Case Presentation: A 70-year-old man presented with 3-months of profuse watery diarrhea and 40 lb. weight loss. Two months prior, he was seen at an outside facility where he underwent extensive non-diagnostic work-up of his symptoms with lab testing, imaging, esophagogastroduodenoscopy (EGD), and colonoscopy. At that time, his serum pancreatic elastase-1 level was low, prompting a possible diagnosis of pancreatic insufficiency and initiation of supplemental pancreatic enzymes with minimal improvement in his symptoms. On presentation, his temperature was 36.8 degrees Celsius, blood pressure was 108/78 mmHg, and pulse was 103 bpm. Physical exam revealed no abdominal tenderness, rebound, guarding, or hepatosplenomegaly. Medications included lipase-protease-amylase, Olmesartan, amlodipine, dicyclomine, and loratadine. An extensive work-up was pursued: stool electrolytes consistent with osmotic diarrhea (osmotic gap 112 mOsm/kg); elevated fecal calprotectin (84.3 mcg/g); elevated serum chromogranin A (527 ng/mL), gastrin (169 pg/mL), pancreatic elastase (69 mcg/g); positive serum Strongyloides antibody; normal fecal alpha-1-anti-trypsin; negative stool Helicobacter pylori antigen, comprehensive ova and parasite panel, Clostridium difficile assay; normal serum 5-hydroxyindoleacetic acid, thyroid stimulating hormone, free T4, vitamins B3 / B12 / D, tryptase, tissue transglutaminase IgA, vasoactive intestinal peptide, immunoglobulins, human immunodeficiency virus antigen / antibody, glucagon, C-reactive protein, somatostatin, hepatitis A / B / C serologies, and cytomegalovirus IgM / IgG. Colonoscopy and EGD were both grossly normal. Duodenal biopsies showed acute and chronic duodenitis with mucosal desquamation and ulceration, few intact villi with blunting, increased intraluminal lymphocytes, and a few neutrophils imparting a sprue-like pattern. Olmesartan associated enteropathy (OAE), celiac disease, and autoimmune enteropathy can all cause sprue-like enteropathy. The patient had negative celiac serologies and anti-enterocyte antibody. Olmesartan cessation and a steroid taper resulted in complete symptom resolution.
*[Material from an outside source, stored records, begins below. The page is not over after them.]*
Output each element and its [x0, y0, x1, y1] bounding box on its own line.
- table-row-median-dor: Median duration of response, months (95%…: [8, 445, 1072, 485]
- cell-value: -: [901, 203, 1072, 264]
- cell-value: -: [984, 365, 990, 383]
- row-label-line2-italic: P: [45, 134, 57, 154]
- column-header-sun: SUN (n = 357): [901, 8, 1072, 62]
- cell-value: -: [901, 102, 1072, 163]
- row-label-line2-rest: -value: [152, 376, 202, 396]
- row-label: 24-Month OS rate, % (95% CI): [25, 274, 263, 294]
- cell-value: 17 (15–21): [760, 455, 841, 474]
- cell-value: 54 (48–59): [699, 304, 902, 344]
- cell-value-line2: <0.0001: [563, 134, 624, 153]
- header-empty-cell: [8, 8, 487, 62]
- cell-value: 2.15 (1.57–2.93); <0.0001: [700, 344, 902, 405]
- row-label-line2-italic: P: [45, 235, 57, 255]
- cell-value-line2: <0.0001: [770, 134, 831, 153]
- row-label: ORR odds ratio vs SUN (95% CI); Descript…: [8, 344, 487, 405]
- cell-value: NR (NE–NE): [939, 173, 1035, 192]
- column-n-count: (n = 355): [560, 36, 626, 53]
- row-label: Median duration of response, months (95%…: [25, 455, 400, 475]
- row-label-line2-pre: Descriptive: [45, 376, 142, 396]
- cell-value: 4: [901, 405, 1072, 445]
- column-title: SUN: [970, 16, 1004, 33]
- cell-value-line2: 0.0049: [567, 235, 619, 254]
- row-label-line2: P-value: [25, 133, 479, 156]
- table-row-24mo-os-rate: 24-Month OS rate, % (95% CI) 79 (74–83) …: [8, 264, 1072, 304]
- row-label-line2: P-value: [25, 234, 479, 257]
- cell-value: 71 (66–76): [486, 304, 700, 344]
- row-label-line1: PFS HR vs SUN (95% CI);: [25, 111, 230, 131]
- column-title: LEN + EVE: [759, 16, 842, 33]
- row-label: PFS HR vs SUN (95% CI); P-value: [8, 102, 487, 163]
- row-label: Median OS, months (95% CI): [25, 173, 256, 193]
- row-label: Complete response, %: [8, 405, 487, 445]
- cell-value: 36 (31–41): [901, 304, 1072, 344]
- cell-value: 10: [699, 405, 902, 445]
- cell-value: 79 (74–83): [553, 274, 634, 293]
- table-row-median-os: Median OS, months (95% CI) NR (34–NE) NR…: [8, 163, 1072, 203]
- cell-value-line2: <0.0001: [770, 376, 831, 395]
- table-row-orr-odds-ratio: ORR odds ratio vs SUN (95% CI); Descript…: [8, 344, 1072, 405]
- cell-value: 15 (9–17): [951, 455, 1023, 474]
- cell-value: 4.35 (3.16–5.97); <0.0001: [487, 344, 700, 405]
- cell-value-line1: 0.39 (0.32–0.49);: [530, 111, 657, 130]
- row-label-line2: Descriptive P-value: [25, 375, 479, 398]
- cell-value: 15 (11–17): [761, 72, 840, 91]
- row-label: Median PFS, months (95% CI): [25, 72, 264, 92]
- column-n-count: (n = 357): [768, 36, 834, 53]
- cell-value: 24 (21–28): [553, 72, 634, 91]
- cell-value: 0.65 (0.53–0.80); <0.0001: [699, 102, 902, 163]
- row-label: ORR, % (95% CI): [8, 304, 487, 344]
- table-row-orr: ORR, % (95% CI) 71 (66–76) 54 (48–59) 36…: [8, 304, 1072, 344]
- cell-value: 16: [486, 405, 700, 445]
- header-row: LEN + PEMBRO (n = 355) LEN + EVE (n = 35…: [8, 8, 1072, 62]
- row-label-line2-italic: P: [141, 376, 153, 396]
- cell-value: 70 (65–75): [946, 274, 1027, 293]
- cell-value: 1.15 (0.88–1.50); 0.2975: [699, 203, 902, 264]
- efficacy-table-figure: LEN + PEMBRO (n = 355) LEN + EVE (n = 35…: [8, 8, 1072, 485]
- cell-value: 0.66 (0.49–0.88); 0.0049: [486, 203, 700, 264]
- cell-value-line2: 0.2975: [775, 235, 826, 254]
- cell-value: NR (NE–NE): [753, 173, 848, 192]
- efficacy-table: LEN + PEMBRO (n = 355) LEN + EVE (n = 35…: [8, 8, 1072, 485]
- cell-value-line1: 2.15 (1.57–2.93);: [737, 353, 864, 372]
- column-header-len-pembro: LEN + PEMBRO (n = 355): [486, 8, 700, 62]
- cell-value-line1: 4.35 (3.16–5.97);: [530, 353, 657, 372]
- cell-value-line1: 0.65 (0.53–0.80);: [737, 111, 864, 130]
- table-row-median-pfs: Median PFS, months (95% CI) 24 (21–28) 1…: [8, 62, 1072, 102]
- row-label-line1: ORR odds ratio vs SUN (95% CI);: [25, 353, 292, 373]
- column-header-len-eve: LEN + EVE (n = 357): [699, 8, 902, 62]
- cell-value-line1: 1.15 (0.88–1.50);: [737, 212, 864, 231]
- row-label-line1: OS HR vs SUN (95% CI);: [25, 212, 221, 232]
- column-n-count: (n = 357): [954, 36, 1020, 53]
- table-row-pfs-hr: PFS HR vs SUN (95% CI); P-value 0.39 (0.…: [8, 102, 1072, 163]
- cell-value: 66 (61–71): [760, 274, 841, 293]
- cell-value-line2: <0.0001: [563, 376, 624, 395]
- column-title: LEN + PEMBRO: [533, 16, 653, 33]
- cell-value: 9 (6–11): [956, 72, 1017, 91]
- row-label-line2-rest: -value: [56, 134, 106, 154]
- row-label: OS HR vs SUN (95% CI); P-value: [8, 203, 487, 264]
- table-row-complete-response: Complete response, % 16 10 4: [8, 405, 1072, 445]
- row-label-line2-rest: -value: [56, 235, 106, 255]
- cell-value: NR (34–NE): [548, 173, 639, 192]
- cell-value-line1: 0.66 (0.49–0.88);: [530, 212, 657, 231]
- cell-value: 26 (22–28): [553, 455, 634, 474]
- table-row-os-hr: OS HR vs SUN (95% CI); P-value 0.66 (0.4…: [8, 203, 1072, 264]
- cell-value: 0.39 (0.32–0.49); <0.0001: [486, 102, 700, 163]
Discussion: OAE as a rare cause of chronic diarrhea and weight loss. Olmesartan medoxomil acts as an angiotensin-II receptor blocker (ARB). Though mostly well-tolerated, Olmesartan can cause OAE with non-bloody diarrhea, weight loss, abdominal pain, and vomiting. Patients may develop enteropathy months-to-years after drug initiation.1 Although Olmesartan is the most common ARB to cause enteropathy, studies suggest other ARBs may cause similar complications.2 Diagnosis is often delayed due to unfamiliarity of OAE; normal appearing endoscopic findings prompting no biopsy; and nonspecific symptoms. EGD with biopsy is essential to the diagnosis, showing sprue-like enteropathy with intestinal villous atrophy and mucosal inflammation, similar to celiac disease and autoimmune enteropathy but with negative serologies.3 Treatment requires Olmesartan cessation and addition of steroids for severe cases. Clinical improvement occurs days to a week after discontinuation.4
Conclusions: In this case, only after an extensive work-up was the OAE diagnosis established. Given frequent Olmesartan use, increasing OAE occurrence, and the wide spectrum of symptoms, it is crucial for internists to recognize OAE and consider early Olmesartan cessation to avoid further intestinal damage, protracted symptoms, and unnecessary diagnostics.